NewsNational News


Muslim US soldier to file civil rights lawsuit after superior removed her hijab

Posted at 9:47 AM, Apr 05, 2019

An American soldier and practicing Muslim says she is considering filing a civil rights lawsuit after she says she was harassed for wearing a religious headscarf.

Spc. Cesilia Valdovinos, 26, is a seven-year Army veteran. According to ABC News , she converted to Islam in 2016 and began wearing hijab as part of her faith.

Valdovinos claims that while serving in Afghanistan in 2018, she was harassed by her fellow soldiers. She said she has been called a "terrorist, a member of ISIS and a ninja."

After returning home from Afghanistan, Valdovinos says the harassment continued. Valdovinos told the Army Times that while attending a suicide prevention briefing at Fort Carson, Colorado in March, her command sergeant grabbed her arm, removed her from the meeting and forcefully removed her hijab.

The command sergeant claimed Valdovinos' hair was not in regulation style under her hijab, though Valdovinos maintains that her hair was in a bun at the time, but her hair fell out while removing a part of her headscarf. Other witnesses told the Army Times they saw the command sergeant tap Valdovinos on the shoulder before removing her from the meeting.

Following the incident, Valdovinos filed an equal opportunity complaint against the Army, which was rejected.

In the weeks since the hijab incident, Valdovinos has been demoted from sergeant to specialist. Her lawyer, Mikey Weinstein, said the demotion was related to accusations that she had an inappropriate relationship with another soldier and denies wrongdoing.

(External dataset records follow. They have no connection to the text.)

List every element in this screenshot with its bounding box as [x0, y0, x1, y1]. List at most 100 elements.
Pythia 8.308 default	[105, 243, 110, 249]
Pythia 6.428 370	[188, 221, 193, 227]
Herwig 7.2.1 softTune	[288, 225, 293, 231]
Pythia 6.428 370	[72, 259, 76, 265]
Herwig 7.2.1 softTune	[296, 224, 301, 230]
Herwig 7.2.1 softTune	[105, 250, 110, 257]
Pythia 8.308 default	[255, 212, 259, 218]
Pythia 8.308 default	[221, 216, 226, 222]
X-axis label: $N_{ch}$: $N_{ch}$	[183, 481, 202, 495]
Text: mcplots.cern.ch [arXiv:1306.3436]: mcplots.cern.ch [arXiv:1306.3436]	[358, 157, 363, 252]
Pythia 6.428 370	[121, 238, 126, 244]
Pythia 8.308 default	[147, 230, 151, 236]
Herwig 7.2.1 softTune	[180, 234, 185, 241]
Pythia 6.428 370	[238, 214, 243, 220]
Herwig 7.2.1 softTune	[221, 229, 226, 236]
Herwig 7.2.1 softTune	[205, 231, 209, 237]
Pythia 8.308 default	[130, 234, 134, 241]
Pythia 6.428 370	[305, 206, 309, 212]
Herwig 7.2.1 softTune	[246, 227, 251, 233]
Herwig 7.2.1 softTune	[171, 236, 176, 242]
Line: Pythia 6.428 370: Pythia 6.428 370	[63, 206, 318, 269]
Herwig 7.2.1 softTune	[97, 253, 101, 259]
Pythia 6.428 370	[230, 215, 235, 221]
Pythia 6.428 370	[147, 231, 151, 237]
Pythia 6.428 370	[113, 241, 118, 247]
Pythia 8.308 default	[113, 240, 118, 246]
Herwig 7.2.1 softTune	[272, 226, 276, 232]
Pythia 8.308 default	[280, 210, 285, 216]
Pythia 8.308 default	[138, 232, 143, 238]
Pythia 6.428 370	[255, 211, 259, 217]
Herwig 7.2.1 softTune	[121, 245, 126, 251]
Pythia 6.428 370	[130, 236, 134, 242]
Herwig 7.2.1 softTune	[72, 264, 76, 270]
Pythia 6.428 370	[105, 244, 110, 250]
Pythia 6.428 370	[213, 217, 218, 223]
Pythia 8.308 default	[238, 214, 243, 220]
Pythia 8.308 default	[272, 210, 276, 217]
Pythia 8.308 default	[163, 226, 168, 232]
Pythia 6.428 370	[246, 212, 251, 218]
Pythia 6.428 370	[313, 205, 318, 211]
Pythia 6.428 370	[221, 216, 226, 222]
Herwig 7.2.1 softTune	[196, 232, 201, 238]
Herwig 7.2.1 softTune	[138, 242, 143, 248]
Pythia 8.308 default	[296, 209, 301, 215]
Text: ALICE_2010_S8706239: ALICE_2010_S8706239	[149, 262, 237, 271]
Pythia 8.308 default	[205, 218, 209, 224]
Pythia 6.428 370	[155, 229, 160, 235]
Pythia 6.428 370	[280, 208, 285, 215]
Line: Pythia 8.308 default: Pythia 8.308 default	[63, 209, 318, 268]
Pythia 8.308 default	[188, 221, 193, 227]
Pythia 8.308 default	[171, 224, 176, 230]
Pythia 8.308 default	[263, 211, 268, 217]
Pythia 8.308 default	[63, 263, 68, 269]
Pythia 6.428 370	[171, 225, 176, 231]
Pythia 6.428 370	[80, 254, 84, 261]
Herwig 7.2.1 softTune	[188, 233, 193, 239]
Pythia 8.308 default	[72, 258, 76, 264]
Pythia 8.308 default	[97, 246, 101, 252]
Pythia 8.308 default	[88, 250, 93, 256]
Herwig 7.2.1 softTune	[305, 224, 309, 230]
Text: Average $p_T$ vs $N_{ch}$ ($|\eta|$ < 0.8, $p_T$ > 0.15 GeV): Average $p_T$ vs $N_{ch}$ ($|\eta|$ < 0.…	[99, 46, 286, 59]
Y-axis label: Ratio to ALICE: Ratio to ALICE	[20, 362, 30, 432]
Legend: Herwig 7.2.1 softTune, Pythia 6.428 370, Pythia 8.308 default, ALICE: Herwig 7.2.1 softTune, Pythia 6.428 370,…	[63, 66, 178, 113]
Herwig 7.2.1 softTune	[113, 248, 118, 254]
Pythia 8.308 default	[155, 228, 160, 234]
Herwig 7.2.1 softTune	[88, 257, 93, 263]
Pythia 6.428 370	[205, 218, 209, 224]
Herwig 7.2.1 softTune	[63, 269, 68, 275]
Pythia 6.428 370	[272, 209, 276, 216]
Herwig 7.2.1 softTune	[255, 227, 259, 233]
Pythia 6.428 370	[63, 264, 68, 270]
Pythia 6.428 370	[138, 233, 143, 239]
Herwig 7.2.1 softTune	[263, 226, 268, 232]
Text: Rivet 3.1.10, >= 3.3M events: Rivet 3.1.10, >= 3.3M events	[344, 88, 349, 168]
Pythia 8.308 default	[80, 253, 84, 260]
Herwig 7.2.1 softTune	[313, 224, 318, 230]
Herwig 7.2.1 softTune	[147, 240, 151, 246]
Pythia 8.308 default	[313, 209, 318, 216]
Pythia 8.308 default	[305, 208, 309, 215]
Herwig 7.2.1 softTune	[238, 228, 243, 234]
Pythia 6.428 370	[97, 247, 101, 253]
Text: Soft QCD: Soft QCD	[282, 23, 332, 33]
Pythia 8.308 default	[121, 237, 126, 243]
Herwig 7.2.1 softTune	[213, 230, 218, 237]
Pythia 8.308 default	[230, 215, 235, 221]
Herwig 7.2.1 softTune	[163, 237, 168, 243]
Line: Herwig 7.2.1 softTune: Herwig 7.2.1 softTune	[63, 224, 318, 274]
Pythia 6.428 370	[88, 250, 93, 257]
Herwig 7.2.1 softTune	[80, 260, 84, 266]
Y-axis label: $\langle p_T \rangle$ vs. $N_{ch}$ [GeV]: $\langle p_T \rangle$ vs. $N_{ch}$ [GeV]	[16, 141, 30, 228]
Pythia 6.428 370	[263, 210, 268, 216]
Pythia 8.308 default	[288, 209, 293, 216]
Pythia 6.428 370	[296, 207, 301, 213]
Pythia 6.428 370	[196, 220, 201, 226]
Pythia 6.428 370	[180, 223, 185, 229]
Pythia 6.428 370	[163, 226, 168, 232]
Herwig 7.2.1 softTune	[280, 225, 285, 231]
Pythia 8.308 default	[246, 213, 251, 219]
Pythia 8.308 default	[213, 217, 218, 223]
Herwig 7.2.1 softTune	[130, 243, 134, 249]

According to Weinstein, the allegation is that Valdovinos conducted herself inappropriately while escorting a fellow soldier back to the barracks following an operation to remove a wisdom tooth. Weinstein claims witness accounts vary greatly, and that no date was provided as to when the incident took place.

Weinstein says Valdovinos will either file a civil lawsuit in Colorado or northern Virginia. Weinstein is the founder of the Military Religious Freedom Foundation — a watchdog group that protects the religious rights of military members and attempts to prevent the armed forces from promoting any specific religion.

"This civil rights litigation will serve as a bright light example for any others in the U.S. armed forces who might consider engaging in similar despotism," a statement from Weinstein read in part.